A arte não se pode identificar com um utensílio. A arte é gratuita, isto é, sua finalidade é quase a própria arte. A arte não deve ter finalidade, porque ela é uma finalidade em si mesma. É pois uma atividade lúdica, isto é, não tem finalidade fora de si mesma. Isto não quer dizer que a arte não sirva pra nada, mas outra coisa: foi a sociedade moderna que estabeleceu que o padrão da realidade de um determinado objeto é sua necessidade, isto é, os objetos são definidos não pelo que são, mas para o que servem. Tudo na vida social é visto com respeito a um determinado fim. Todos os produtos humanos e todas as ações humanas (o trabalho) estão assim definidos.
Entretanto há outros valores além dos que visam a um determinado fim. O visar a um determinado fim significa inserir-se no meio de produção capitalista que objetiva a satisfação de necessidades e lucro. A arte não visa um determinado fim, porque a arte expande-se no espaço da liberdade, e a liberdade é a espera de nada, ou seja, a arte não visa a nada, porque ela é em si sua própria finalidade, não a outra além dela mesma tão importante quanto ela. Isto não quer dizer que a arte não tenha outra finalidade além dela mesma (a arte pode servir, por exemplo, para educar), mas que a sua própria finalidade em si mesma já seria suficiente para justificar sua própria existência. A liberdade é a espera de nada no sentido de que vige no espaço lúdico, isto é, gratuito, que não visa nada além de si mesma.

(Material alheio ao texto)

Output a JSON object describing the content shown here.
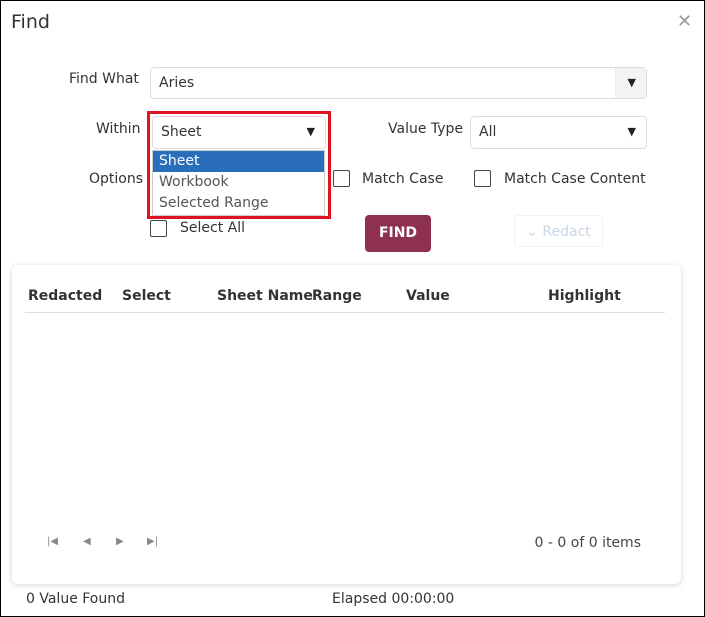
{
  "dialog": {
    "title": "Find",
    "close_icon": "close-icon"
  },
  "form": {
    "find_what_label": "Find What",
    "find_what_value": "Aries",
    "within_label": "Within",
    "within_value": "Sheet",
    "within_options": [
      "Sheet",
      "Workbook",
      "Selected Range"
    ],
    "value_type_label": "Value Type",
    "value_type_value": "All",
    "options_label": "Options",
    "match_case_label": "Match Case",
    "match_case_content_label": "Match Case Content",
    "select_all_label": "Select All",
    "find_button": "FIND",
    "redact_button": "Redact"
  },
  "table": {
    "headers": [
      "Redacted",
      "Select",
      "Sheet Name",
      "Range",
      "Value",
      "Highlight"
    ],
    "pager_info": "0 - 0 of 0 items"
  },
  "footer": {
    "found": "0 Value Found",
    "elapsed": "Elapsed 00:00:00"
  },
  "colors": {
    "find_button": "#8e3050",
    "highlight": "#2a6ebb",
    "annotation_box": "#e0141e"
  }
}
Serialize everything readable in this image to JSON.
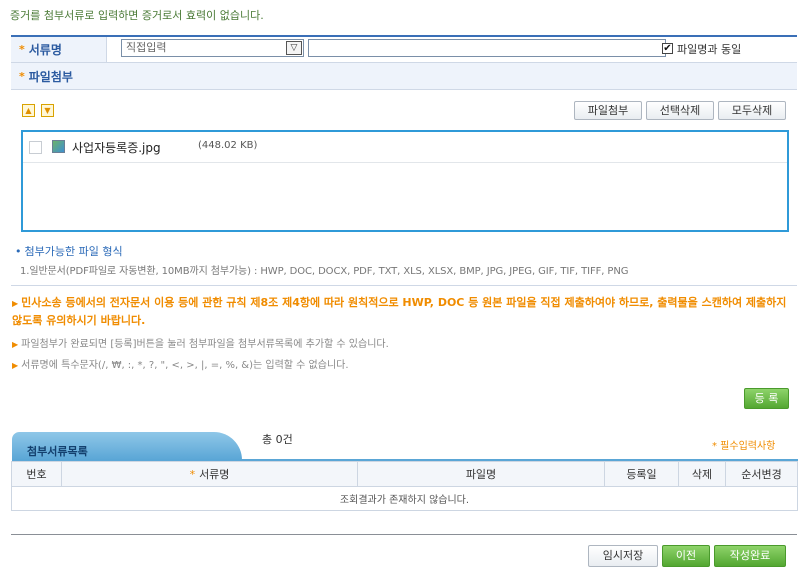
{
  "notice_top": "증거를 첨부서류로 입력하면 증거로서 효력이 없습니다.",
  "form": {
    "doc_name_label": "서류명",
    "select_value": "직접입력",
    "select_arrow": "▽",
    "doc_name_value": "",
    "same_as_filename_label": "파일명과 동일",
    "same_as_filename_checked": true,
    "check_mark": "✔",
    "attach_label": "파일첨부",
    "required_mark": "*"
  },
  "toolbar": {
    "move_up": "▲",
    "move_down": "▼",
    "attach_button": "파일첨부",
    "delete_selected_button": "선택삭제",
    "delete_all_button": "모두삭제"
  },
  "files": [
    {
      "name": "사업자등록증.jpg",
      "size": "(448.02 KB)",
      "checked": false
    }
  ],
  "formats": {
    "title": "첨부가능한 파일 형식",
    "bullet": "•",
    "text": "1.일반문서(PDF파일로 자동변환, 10MB까지 첨부가능) : HWP, DOC, DOCX, PDF, TXT, XLS, XLSX, BMP, JPG, JPEG, GIF, TIF, TIFF, PNG"
  },
  "notes": {
    "marker": "▶",
    "warning": "민사소송 등에서의 전자문서 이용 등에 관한 규칙 제8조 제4항에 따라 원칙적으로 HWP, DOC 등 원본 파일을 직접 제출하여야 하므로, 출력물을 스캔하여 제출하지 않도록 유의하시기 바랍니다.",
    "note1": "파일첨부가 완료되면 [등록]버튼을 눌러 첨부파일을 첨부서류목록에 추가할 수 있습니다.",
    "note2": "서류명에 특수문자(/, ₩, :, *, ?, \", <, >, |, =, %, &)는 입력할 수 없습니다."
  },
  "register_button": "등 록",
  "list": {
    "tab_label": "첨부서류목록",
    "total": "총 0건",
    "required_note": "* 필수입력사항",
    "columns": [
      "번호",
      "서류명",
      "파일명",
      "등록일",
      "삭제",
      "순서변경"
    ],
    "empty_message": "조회결과가 존재하지 않습니다."
  },
  "footer": {
    "temp_save": "임시저장",
    "prev": "이전",
    "complete": "작성완료"
  },
  "colors": {
    "accent_blue": "#3a6fb7",
    "warning_orange": "#f08c00",
    "button_green": "#53a731",
    "file_box_border": "#2f9ad8"
  }
}
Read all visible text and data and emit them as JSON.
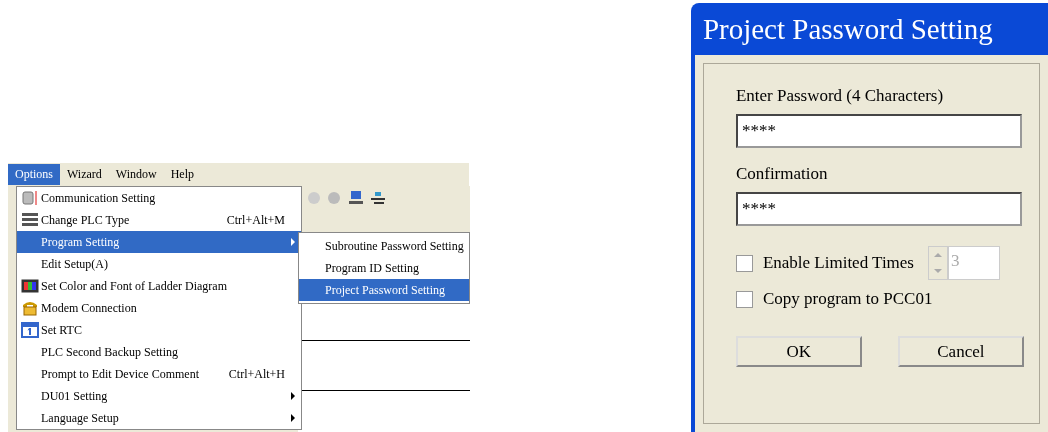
{
  "menubar": [
    {
      "label": "Options",
      "selected": true
    },
    {
      "label": "Wizard",
      "selected": false
    },
    {
      "label": "Window",
      "selected": false
    },
    {
      "label": "Help",
      "selected": false
    }
  ],
  "menu": [
    {
      "label": "Communication Setting",
      "submenu": false,
      "selected": false
    },
    {
      "label": "Change PLC Type",
      "shortcut": "Ctrl+Alt+M",
      "submenu": false,
      "selected": false
    },
    {
      "label": "Program Setting",
      "submenu": true,
      "selected": true
    },
    {
      "label": "Edit Setup(A)",
      "submenu": false,
      "selected": false
    },
    {
      "label": "Set Color and Font of Ladder Diagram",
      "submenu": false,
      "selected": false
    },
    {
      "label": "Modem Connection",
      "submenu": false,
      "selected": false
    },
    {
      "label": "Set RTC",
      "submenu": false,
      "selected": false
    },
    {
      "label": "PLC Second Backup Setting",
      "submenu": false,
      "selected": false
    },
    {
      "label": "Prompt to Edit Device Comment",
      "shortcut": "Ctrl+Alt+H",
      "submenu": false,
      "selected": false
    },
    {
      "label": "DU01 Setting",
      "submenu": true,
      "selected": false
    },
    {
      "label": "Language Setup",
      "submenu": true,
      "selected": false
    }
  ],
  "submenu": [
    {
      "label": "Subroutine Password Setting",
      "selected": false
    },
    {
      "label": "Program ID Setting",
      "selected": false
    },
    {
      "label": "Project Password Setting",
      "selected": true
    }
  ],
  "dialog": {
    "title": "Project Password Setting",
    "password_label": "Enter Password (4 Characters)",
    "password_value": "****",
    "confirm_label": "Confirmation",
    "confirm_value": "****",
    "checkboxes": [
      {
        "label": "Enable Limited Times",
        "checked": false,
        "spinner": {
          "value": "3",
          "disabled": true
        }
      },
      {
        "label": "Copy program to PCC01",
        "checked": false
      }
    ],
    "buttons": [
      "OK",
      "Cancel"
    ]
  }
}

A atividade lúdica, isto é, o jogo, é gratuito. É uma atividade que não visa a um determinado fim outro que não a própria ação. Assim como a dança não visa a outra coisa senão ao próprio movimento.
É claro que a arte (como o jogo, a dança) tem muitas finalidades práticas: serve para desenvolver o corpo e o espírito, para viver, ganhar dinheiro, ganhar fama, mudar a sociedade, desenvolver a relação entre os homens e muitos outros etcs. Mas, por melhores e mais necessárias que sejam as finalidades que poderíamos enumerar para a arte, nenhuma poderia ser melhor do que ela mesma. Ou seja: tautologicamente a arte visa a arte.
É muito antigo esse fenômeno. Já no período paleolítico, os homens pintavam, antes de saber falar. Pintavam as grutas. E não com a finalidade de enfeitar, já que muitas pinturas ficavam em lugares onde dificilmente alguém poderia ver. Por que pintavam?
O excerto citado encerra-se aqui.